Linear response theory and Green's functions provide a universal framework for understanding how macroscopic and strongly correlated systems respond to weak external perturbations. While the theoretical foundation for non-Hermitian linear response theory has been recently established to describe open quantum systems, generalizing these predictions onto practical quantum computers remains a formidable algorithmic challenge due to the non-unitary nature of the dynamics. In this work, we present a systematic algorithmic mapping that transforms the non-unitary multi-time correlation functions into a unitary form viable for quantum hardware. By mapping the vectorization of the Lindblad master equation into a unitary Schrödinger-like equation using the continuous-variable Schrödingerization technique, we show that generalized non-Hermitian Green's functions can be systematically extracted. This approach bridges the gap between the established physical theory of non-Hermitian linear response and quantum simulation, achieving optimal state preparation cost.

Figures (4)

• Figure 1: Quantum circuit for the modified Hadamard test used in the Sampler simulation. The auxiliary qubit $A$ controls the preparation of the initial vectorized state $U_{\text{prep\_init}}$ and the Schrödingerization evolution $e^{-i\mathcal{H}_{sch}(\eta)t}$ on the system register $S$ when in the $\ket{0}$ branch. It then controls the preparation of the observable state $U_{\text{prep\_obs}}$ on the $\ket{1}$ branch. Measuring the ancilla in the $X$-basis extracts the real part of the density matrix overlap.

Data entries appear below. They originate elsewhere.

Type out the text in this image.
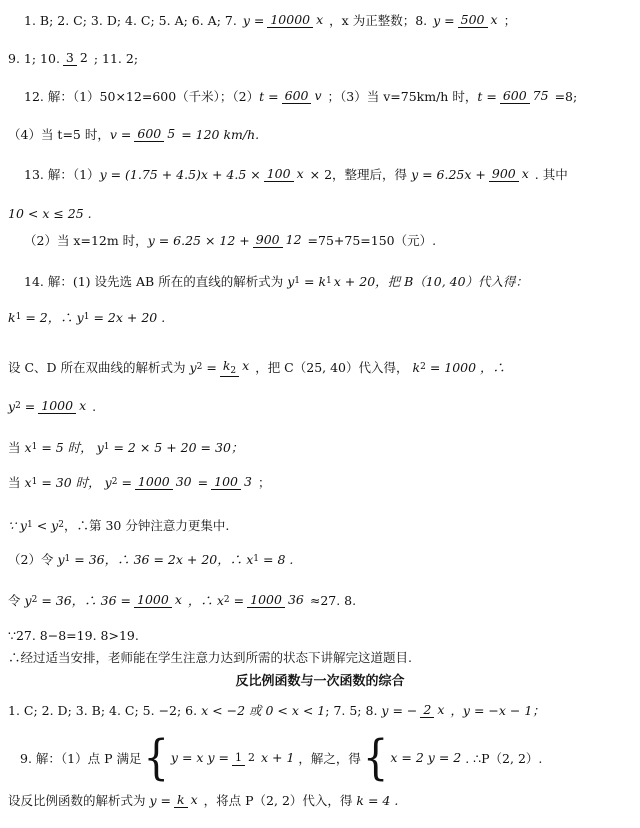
1. B; 2. C; 3. D; 4. C; 5. A; 6. A; 7. y = 10000 x ，x 为正整数；8. y = 500 x ；
9. 1; 10. 3 2 ; 11. 2;
12. 解：（1）50×12=600（千米）；（2） t = 600 v ；（3）当 v=75km/h 时， t = 600 75 =8;
（4）当 t=5 时， v = 600 5 = 120 km/h.
13. 解：（1） y = (1.75 + 4.5)x + 4.5 × 100 x × 2，整理后，得 y = 6.25x + 900 x . 其中
10 < x ≤ 25 .
（2）当 x=12m 时， y = 6.25 × 12 + 900 12 =75+75=150（元）.
14. 解：(1) 设先选 AB 所在的直线的解析式为 y 1 = k 1 x + 20，把 B（10, 40）代入得：
k 1 = 2，∴ y 1 = 2x + 20 .
设 C、D 所在双曲线的解析式为 y 2 = k2 x ，把 C（25, 40）代入得， k 2 = 1000 ，∴
y 2 = 1000 x .
当 x 1 = 5 时， y 1 = 2 × 5 + 20 = 30；
当 x 1 = 30 时， y 2 = 1000 30 = 100 3 ；
∵ y 1 < y 2 ，∴第 30 分钟注意力更集中.
（2）令 y 1 = 36，∴ 36 = 2x + 20，∴ x 1 = 8 .
令 y 2 = 36，∴ 36 = 1000 x ，∴ x 2 = 1000 36 ≈27. 8.
∵27. 8−8=19. 8>19.
∴经过适当安排，老师能在学生注意力达到所需的状态下讲解完这道题目.
反比例函数与一次函数的综合
1. C; 2. D; 3. B; 4. C; 5. −2; 6. x < −2 或 0 < x < 1 ; 7. 5; 8. y = − 2 x ，y = −x − 1；
9. 解：（1）点 P 满足 { y = x y = 1 2 x + 1 ，解之，得 { x = 2 y = 2 . ∴P（2, 2）.
设反比例函数的解析式为 y = k x ，将点 P（2, 2）代入，得 k = 4 .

• Figure 2: Numerical simulation of the non-Hermitian linear response function $\chi(\tau)$. The exact solution of the Lindblad master equation (solid black line) is perfectly reproduced by the Schrödingerization simulation (blue circles) with discretized Fourier modes $\eta$ in the high resolution limit.
• Figure 3: Error convergence as a function of the number of Fourier grid points $N$. The log-log plot shows that the precision improves exponentially as $N$ increases, consistent with the theoretical $O(\text{poly}(\log(1/\epsilon)))$ scaling.
• Figure 4: Impact of the warped variable truncation limit $L$ on the simulation accuracy. The tail error $\epsilon_{tail} \sim e^{-L}$ decreases exponentially, confirming the theoretical error bound derived in Appendix \ref{['app:complexity_scaling']}.